C: Evaluation of Metal-Ligand complex as catalyst of condensation reaction with analysis of results by GC/MS of product mixtures.

The Advanced (Junior/Senior) Laboratory Sequence

Chemistry 351/352/451/452
Junior and senior chemistry majors enroll in successive semesters in Advanced Laboratory: Chemistry 351, 352, 451, and 452. Each of these laboratory courses meets two afternoons per week for a semester. During each course the student focuses his attention on a single semester-long project. In the total four- semester sequence a student generally collaborates with each member of the department for a semester. During a typical project, the student completes a literature search as the basis for a written project proposal, meets weekly with his collaborating professor to discuss the progress of his work, presents at least one research seminar, and completes a formal technical report of his investigations. Thus, by the time of graduation, each chemistry major has completed four extended projects in the various fields of chemistry. Projects involve advanced synthetic techniques in biochemistry and in organic and inorganic chemistry, chemical analysis and structure determination by instrumental methods, computer acquisition and reduction of data, and instrumental development and evaluation. The levels of projects are adjusted for the background of each student and, over the two-year period of Advanced Laboratory experience, projects are selected to give the student a background as wide as, if not wider than, the conventional laboratories operated at other institutions.
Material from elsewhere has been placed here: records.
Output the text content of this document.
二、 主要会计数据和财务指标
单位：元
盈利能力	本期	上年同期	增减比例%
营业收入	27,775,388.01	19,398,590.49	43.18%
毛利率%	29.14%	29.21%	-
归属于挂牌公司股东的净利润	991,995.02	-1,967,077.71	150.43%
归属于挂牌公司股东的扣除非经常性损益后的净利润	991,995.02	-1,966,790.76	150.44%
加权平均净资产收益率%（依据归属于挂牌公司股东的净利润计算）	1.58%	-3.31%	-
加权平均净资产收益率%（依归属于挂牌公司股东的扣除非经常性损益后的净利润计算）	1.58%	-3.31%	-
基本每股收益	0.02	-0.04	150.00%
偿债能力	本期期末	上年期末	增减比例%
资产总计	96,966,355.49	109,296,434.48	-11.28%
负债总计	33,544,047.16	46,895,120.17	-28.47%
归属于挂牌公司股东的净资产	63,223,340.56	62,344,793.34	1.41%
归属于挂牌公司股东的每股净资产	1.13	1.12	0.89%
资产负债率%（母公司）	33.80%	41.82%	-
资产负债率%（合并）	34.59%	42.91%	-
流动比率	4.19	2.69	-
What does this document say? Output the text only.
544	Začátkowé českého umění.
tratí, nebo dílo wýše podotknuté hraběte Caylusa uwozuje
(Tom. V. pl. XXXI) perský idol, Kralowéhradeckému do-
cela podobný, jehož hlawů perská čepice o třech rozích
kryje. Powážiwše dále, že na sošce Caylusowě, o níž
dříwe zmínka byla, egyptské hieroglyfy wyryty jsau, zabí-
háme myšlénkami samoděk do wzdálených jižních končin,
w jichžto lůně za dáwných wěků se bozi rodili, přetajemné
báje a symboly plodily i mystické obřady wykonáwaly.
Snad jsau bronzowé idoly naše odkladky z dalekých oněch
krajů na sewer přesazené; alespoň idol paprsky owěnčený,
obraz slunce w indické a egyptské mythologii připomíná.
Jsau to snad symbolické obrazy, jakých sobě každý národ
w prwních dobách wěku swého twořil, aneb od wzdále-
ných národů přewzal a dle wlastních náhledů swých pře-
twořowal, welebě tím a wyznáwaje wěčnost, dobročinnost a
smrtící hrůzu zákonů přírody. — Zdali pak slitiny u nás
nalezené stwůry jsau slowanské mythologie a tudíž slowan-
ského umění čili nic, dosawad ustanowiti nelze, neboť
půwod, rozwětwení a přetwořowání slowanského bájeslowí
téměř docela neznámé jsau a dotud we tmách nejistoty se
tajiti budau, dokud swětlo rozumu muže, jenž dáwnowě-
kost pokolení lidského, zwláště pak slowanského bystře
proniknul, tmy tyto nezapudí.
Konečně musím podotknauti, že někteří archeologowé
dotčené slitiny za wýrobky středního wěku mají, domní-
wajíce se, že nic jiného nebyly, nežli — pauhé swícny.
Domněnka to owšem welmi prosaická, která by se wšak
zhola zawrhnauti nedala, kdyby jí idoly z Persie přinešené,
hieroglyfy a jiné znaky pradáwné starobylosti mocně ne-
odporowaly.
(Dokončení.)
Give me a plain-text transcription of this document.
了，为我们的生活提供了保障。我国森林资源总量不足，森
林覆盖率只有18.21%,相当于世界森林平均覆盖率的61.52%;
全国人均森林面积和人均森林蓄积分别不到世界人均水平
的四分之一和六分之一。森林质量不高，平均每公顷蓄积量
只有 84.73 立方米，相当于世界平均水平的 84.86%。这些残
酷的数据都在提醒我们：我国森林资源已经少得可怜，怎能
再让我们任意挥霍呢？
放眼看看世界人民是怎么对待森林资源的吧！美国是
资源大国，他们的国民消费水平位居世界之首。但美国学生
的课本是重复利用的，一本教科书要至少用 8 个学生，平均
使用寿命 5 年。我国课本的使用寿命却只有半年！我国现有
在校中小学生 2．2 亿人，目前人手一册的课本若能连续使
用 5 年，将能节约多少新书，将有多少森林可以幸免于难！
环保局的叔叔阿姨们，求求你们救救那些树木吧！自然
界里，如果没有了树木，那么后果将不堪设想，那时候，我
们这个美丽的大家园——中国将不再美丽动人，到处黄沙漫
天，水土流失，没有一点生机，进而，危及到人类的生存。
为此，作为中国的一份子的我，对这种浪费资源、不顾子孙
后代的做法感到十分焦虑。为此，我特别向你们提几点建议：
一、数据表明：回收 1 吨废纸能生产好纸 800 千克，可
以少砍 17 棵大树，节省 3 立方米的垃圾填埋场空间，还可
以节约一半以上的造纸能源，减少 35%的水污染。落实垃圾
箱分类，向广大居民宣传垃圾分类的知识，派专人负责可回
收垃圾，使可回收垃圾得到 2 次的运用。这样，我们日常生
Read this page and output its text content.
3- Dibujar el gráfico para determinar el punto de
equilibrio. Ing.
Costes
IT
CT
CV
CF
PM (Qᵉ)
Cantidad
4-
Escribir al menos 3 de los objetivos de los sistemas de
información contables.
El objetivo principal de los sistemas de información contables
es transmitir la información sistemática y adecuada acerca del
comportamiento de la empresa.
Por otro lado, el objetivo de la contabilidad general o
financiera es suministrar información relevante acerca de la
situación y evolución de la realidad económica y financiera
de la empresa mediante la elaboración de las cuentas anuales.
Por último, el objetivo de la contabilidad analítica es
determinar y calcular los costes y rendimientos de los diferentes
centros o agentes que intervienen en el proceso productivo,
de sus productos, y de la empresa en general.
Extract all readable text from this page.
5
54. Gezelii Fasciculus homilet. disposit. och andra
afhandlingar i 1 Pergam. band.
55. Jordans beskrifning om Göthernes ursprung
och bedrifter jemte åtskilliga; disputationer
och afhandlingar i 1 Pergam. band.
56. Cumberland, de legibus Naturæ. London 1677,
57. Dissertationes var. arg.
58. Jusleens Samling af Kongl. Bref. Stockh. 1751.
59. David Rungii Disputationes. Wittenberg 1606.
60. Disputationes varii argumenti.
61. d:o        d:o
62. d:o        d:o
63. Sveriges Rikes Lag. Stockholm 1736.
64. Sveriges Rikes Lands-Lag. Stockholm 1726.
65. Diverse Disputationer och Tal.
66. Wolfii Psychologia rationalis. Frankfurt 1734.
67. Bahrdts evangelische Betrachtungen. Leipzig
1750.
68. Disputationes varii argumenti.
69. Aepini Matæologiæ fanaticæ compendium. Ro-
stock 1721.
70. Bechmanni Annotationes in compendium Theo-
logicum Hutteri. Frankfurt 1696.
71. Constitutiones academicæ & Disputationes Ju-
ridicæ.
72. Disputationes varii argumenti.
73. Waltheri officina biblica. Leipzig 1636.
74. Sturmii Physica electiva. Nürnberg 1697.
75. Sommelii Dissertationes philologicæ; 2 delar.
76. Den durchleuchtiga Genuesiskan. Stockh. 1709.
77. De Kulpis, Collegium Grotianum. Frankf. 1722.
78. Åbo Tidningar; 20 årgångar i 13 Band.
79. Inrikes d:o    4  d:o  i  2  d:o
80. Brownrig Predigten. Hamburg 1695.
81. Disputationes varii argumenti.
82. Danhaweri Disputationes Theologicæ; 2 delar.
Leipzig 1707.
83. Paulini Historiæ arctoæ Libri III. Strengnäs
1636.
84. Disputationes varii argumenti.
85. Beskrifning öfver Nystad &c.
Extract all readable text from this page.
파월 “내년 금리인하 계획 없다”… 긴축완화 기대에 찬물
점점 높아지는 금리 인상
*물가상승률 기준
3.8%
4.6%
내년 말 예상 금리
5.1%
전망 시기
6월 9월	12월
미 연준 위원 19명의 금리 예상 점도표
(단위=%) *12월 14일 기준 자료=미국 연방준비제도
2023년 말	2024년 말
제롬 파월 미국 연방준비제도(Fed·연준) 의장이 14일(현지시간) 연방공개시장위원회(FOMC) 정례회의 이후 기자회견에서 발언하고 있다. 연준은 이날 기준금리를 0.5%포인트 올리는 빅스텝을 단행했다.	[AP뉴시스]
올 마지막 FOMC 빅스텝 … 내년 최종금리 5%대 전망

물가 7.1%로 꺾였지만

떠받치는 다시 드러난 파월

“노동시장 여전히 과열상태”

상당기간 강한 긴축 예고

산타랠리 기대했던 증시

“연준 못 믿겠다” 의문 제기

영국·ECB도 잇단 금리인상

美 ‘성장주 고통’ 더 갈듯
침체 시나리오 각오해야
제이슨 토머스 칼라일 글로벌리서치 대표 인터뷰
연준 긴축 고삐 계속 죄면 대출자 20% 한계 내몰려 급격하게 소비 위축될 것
The success of the laboratory program is dependent on three factors: First, the laboratory is carefully controlled: In addition to nominal supervision while he works, the student has a weekly 30 minute "research" conference with the professor in charge of his project. To that conference the student brings a brief written research report that recounts his work of the previous week, evaluates the significance of the work in relation to his overall project, and plans his work for the forthcoming week. His report is examined, his progress is discussed and compared with his previous plan of action, and that plan is reviewed and revised as necessary. Second, the student has received attitudinal and technical preparation from the introductory laboratories. When he enters Advanced Lab, he has used VPC, IR, and NMR as routine tools in pursuing earlier projects. He has synthesized several organic and coordination com- pounds, and has characterized them with the spectral techniques mentioned above; he has repeatedly used both the primary and secondary literature and has written journal-style reports. Most important, he has been induced to think for himself: to find relevant literature, to design experiments, to carry these out (and repeat them if necessary), and to cope with unexpected results. Third, the program works because the projects are tailored to suit the student's needs, interests, abilities, and background, and because the students find the projects interesting. This last point is crucial: there are few problems of motivation when laboratory work closely approximates real chemistry, done as a real chemist would do it, using the most modern techniques.

The program as outlined above is challenging for undergraduates. That it is successful is evidenced by the number and quality of chemistry majors and by the success of recent graduates (over 80% of whom have gone on to graduate or professional school).